As Filosofias de V. Gaspar
Numa muito significativa
Entrevista concedida no passado mês de Abril ao programa “Sociedade das Nações”
(transmitido e conduzido na SIC pelo politólogo Nuno Rogeiro e pelo jornalista
Martim Cabral), Vítor Gaspar – antigo ministro das Finanças do já então periclitante governo do PSD/CDS-PP
(e dos ainda actuais líderes daqueles
partidos, Passos Coelho e Paulo Portas) – desenvolveu todo um notável e pouco
vulgar (conquanto não totalmente surpreendente…) discurso técnico, político-económico,
cultural e pontualmente filosófico, cujos vários conteúdos argumentativos (mais ou menos retóricos…), conquanto incidindo
em especial sobre Economia (especialidade académica, área profissional e
pelouro da sua entretanto demitida governança), em muito ultrapassaram os cingidos
horizontes daquela ciência social e também o vulgar arrazoado (lugares comuns,
frases feitas e chavões) da gíria quotidianamente papagueada nos espaços
públicos (nacionais, regionais e locais!), sem real domínio da matéria falada,
pela maior parte da baixa classe
político-partidária que vem conduzindo o nosso País, há décadas, para ruínas de
soberania e dívidas soberanas, ambas
historicamente suicidárias e de dramático sacrifício para as futuras gerações!
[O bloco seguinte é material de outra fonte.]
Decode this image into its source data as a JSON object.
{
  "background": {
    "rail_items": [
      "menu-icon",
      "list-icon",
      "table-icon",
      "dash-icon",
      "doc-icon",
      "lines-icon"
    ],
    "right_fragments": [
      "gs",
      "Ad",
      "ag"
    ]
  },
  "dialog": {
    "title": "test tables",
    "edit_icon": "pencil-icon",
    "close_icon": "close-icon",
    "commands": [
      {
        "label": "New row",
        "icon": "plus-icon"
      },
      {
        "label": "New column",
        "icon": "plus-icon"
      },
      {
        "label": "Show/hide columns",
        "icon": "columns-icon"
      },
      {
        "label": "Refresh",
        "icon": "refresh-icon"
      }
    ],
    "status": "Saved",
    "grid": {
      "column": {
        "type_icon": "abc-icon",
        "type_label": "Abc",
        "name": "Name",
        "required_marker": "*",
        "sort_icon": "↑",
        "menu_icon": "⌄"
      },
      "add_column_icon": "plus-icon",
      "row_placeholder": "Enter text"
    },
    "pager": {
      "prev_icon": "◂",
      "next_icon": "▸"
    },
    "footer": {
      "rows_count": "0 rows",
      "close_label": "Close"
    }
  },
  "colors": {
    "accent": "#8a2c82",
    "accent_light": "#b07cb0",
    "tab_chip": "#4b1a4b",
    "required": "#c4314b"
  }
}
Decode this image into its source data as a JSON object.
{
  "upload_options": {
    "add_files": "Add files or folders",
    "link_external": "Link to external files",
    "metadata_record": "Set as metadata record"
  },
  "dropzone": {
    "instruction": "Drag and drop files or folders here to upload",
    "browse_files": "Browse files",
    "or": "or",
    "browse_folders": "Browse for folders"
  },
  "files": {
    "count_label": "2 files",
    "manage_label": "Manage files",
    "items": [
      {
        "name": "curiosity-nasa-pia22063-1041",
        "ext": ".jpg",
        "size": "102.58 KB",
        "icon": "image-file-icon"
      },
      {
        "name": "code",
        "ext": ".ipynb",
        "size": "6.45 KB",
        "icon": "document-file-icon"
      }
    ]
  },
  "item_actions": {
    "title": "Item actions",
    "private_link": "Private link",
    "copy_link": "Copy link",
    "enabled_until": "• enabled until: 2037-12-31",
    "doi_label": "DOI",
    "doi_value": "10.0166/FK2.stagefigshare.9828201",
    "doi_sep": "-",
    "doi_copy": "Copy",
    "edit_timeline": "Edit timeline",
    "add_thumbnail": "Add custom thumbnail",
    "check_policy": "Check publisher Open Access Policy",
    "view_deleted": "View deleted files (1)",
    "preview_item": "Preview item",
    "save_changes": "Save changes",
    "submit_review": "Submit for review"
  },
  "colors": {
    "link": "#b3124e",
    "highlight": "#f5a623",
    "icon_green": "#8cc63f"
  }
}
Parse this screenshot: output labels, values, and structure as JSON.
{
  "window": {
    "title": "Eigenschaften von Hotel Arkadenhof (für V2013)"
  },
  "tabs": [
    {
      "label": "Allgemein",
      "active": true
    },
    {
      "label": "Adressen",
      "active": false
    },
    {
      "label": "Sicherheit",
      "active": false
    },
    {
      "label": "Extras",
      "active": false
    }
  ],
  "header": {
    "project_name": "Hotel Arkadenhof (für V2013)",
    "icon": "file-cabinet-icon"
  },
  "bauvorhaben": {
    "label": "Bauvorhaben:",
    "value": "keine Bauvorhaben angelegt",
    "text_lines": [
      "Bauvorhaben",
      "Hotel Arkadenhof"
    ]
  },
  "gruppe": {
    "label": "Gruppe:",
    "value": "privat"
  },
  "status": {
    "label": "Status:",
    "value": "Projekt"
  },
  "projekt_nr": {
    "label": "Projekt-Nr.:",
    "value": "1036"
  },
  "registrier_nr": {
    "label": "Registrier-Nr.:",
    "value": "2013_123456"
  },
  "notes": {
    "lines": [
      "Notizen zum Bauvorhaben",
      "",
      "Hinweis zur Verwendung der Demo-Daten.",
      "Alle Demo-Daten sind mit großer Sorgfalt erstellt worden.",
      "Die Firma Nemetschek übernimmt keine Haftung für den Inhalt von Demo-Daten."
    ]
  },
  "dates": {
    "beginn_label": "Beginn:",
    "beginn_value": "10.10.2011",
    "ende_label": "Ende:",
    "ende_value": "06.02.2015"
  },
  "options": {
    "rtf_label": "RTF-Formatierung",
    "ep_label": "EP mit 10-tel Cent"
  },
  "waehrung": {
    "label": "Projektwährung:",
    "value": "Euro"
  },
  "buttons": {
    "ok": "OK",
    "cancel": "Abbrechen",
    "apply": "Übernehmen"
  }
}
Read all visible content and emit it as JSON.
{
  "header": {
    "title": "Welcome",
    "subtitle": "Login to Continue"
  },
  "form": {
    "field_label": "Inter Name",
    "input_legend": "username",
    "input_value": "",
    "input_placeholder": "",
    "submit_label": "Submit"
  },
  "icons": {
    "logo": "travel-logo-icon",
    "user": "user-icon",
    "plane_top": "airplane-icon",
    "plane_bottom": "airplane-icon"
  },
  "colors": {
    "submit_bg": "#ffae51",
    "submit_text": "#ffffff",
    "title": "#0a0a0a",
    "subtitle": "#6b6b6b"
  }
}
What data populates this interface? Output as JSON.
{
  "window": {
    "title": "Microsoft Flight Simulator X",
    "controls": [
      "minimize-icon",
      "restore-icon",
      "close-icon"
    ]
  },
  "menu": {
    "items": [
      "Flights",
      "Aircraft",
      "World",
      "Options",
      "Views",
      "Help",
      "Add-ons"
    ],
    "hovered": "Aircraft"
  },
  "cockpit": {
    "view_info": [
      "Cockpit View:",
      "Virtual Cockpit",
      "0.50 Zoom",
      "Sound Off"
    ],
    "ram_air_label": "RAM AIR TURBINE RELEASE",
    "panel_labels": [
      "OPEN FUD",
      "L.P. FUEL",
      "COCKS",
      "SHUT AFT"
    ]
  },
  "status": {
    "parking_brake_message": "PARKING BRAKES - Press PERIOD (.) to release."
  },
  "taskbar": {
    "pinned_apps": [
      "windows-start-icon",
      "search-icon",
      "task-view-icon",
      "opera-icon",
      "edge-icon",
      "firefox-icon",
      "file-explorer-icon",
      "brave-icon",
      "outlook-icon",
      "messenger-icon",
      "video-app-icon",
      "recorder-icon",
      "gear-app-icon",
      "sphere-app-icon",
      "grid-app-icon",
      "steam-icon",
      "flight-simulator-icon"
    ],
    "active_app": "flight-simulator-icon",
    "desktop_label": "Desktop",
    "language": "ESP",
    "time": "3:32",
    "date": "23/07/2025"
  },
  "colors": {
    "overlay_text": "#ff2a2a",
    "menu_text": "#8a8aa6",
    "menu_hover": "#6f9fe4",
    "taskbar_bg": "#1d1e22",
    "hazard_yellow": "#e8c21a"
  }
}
– Todavia e para além do mais,
aquele diálogo televisivo constituiu excelente documentário sobre o entendimento e as estratégias
teórico-práticas que V. Gaspar liderava e vinha fazendo assumir pela
coligação de centro-direita no poder, embora, pelos vistos e pelo menos parcialmente,
nem ele tenha hoje as mesmas ideias, certezas ou esperanças sobre as ditas e
conjugadas crises europeias e nacionais;
sobre o corrente (e não sabemos até quando, nem em que moldes, vigente) programa de assistência financeira e de tutela político-económica ao nosso País,
e – enfim – sobre as perspectivas de austeridade
e consolidação orçamental que
Portugal e os restantes Estados da zona euro enfrentam a curto, médio e longo
prazo…
E é assim que, tanto apesar de, como, precisamente, por essa mesma qualidade, aquele
testemunho do ex-ministro das Finanças continua a merecer ser visto e muito mais detalhadamente analisado do que surpreendentemente o
(não) foi em nenhum órgão da lusa praça e dos seus estafados, oficiais ou
oficiosos lugares de “comentário”…, – desde as inefáveis congeminações
palpitantes (supostamente sempre doutas, argutas e objectivas!) do prof. Marcelo,
às expeditas previsões/anúncios premonitórios de M. Mendes, ou à desfaçatez canalizada
do reencenado poiso do J. Sócrates (com as suas respectivas, ressabiadas ou serôdias
refutações, obscuros ressentimentos e desmemoriados arroubos tácticos
“socialistas”, dos quais, aliás, um PS minado e reincidente foi, é, e tornará a
ser primeira vítima culpada)!
– Mas seja como for, verdade é
que aquele debate é mesmo digno de ser visionado por todos e por tudo o que
revela, oculta ou dissimula daquilo que, à oscilante beira do embuste ou da
patética e improvisada (des)informação, não há muito, se tentou fazer circular por
entre moedas verdadeiras e patacos falsos!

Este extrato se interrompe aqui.